Max Paul is listed as the sole owner of the venue. Records indicate the disciplinary action was made at the behest of the State Board of Equalization. Otherwise, the state Department of Alcoholic Beverage Control license query system shows no other active disciplinary action in place at this time, nor is there any history of same.
Jaret Jahn is Brick by Brick’s general manager. He says the venue’s attorney has advised both he and Paul not to talk about the situation until it is resolved. “I can say that there are no blemishes on our license that caused the temporary suspension,” he emailed, “and that the suspension will be lifted once a financial agreement has been reached.”

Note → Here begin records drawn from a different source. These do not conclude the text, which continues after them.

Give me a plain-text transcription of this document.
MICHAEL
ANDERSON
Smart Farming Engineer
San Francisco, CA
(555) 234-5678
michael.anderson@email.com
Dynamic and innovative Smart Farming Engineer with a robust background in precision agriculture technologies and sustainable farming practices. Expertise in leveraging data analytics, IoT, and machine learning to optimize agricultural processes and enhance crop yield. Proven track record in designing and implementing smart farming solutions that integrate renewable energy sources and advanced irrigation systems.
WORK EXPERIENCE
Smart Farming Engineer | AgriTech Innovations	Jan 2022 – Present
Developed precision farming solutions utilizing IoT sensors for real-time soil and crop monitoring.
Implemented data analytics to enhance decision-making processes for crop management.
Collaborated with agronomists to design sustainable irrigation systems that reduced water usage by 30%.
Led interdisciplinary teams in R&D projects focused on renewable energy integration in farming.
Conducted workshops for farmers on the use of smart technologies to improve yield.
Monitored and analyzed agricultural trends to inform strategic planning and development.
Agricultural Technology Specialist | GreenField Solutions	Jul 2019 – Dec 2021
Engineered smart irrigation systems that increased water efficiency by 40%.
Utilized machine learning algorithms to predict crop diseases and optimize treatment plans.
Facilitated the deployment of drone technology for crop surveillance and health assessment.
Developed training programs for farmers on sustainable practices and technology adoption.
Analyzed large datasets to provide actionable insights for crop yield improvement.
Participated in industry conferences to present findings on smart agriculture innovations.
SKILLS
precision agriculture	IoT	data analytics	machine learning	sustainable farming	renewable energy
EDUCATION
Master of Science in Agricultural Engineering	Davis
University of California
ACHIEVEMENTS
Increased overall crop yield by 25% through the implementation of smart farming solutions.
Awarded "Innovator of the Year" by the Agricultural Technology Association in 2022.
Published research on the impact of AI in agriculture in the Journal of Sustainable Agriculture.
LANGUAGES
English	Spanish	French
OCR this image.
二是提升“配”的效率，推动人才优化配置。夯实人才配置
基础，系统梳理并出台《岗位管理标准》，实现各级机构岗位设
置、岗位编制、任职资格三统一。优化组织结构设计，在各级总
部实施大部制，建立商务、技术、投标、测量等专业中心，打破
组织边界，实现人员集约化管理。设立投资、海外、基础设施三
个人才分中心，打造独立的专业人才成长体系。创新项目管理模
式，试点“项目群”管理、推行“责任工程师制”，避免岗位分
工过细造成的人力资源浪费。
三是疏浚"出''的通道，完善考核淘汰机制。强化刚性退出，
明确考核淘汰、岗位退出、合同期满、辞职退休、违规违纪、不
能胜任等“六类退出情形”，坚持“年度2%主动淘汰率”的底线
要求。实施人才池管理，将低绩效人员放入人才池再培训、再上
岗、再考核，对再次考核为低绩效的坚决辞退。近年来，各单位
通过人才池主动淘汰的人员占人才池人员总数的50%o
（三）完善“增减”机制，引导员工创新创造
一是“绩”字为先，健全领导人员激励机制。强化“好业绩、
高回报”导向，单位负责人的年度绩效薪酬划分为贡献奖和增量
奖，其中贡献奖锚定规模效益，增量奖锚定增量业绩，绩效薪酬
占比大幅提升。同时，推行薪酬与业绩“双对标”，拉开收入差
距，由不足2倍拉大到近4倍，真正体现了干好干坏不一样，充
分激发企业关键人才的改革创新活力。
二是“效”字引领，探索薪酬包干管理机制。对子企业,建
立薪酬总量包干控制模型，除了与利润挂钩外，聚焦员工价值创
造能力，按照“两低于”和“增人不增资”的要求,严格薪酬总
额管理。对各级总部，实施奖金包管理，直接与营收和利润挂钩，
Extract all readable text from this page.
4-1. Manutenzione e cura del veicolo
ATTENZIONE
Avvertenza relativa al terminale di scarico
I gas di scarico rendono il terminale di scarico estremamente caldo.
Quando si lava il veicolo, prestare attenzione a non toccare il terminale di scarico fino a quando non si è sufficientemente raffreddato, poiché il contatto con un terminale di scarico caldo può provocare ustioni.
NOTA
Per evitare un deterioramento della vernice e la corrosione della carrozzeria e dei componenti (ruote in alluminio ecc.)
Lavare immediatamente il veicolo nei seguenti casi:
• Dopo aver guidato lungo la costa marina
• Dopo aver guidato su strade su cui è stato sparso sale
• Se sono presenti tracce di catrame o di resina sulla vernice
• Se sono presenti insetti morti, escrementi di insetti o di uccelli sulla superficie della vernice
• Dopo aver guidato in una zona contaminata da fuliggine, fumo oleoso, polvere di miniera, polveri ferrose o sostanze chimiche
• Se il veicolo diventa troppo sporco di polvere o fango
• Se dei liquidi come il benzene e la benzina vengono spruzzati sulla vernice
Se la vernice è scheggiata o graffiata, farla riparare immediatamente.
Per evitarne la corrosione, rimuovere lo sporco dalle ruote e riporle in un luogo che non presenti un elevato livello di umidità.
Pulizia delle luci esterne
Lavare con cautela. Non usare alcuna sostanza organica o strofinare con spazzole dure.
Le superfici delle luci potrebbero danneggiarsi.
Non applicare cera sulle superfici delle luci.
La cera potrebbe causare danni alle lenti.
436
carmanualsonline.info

Brick by Brick may be the eldest of rock halls in San Diego under continuous operation. In its first life, it was called the Spirit of 76 (later shortened to the Spirit) club, founded by Jerry and Madeline Herrera. Herrera shepherded San Diego’s first original rock scene while staging more lucrative acts such as R.E.M., the Blasters, and Los Lobos. Paul bought the operation over 15 years ago and stayed the course. The short list of touring acts that have appeared there under his tenure includes Godsmack, Blue Öyster Cult, Agent Orange, Ronnie James Dio, and System of a Down.
But profits from bar sales are a venue’s main source of income, and without that revenue stream the future looks grim for a nightclub in a climate of diminishing returns.
Last year saw two powerhouses shutter — Anthology and 4th&B — and the Void on El Cajon Boulevard in Normal Heights is currently dark and undergoing reorganization. Barnes says he even suggested that the Brick reinvent itself as an all-ages venue and leave the beer sales to the barbecue joint next door.
“Those guys, they’ve put everything they’ve got into that place. I talked to Max, and he said he’s getting the license back. He says it’s just a matter of time. And I believe him.”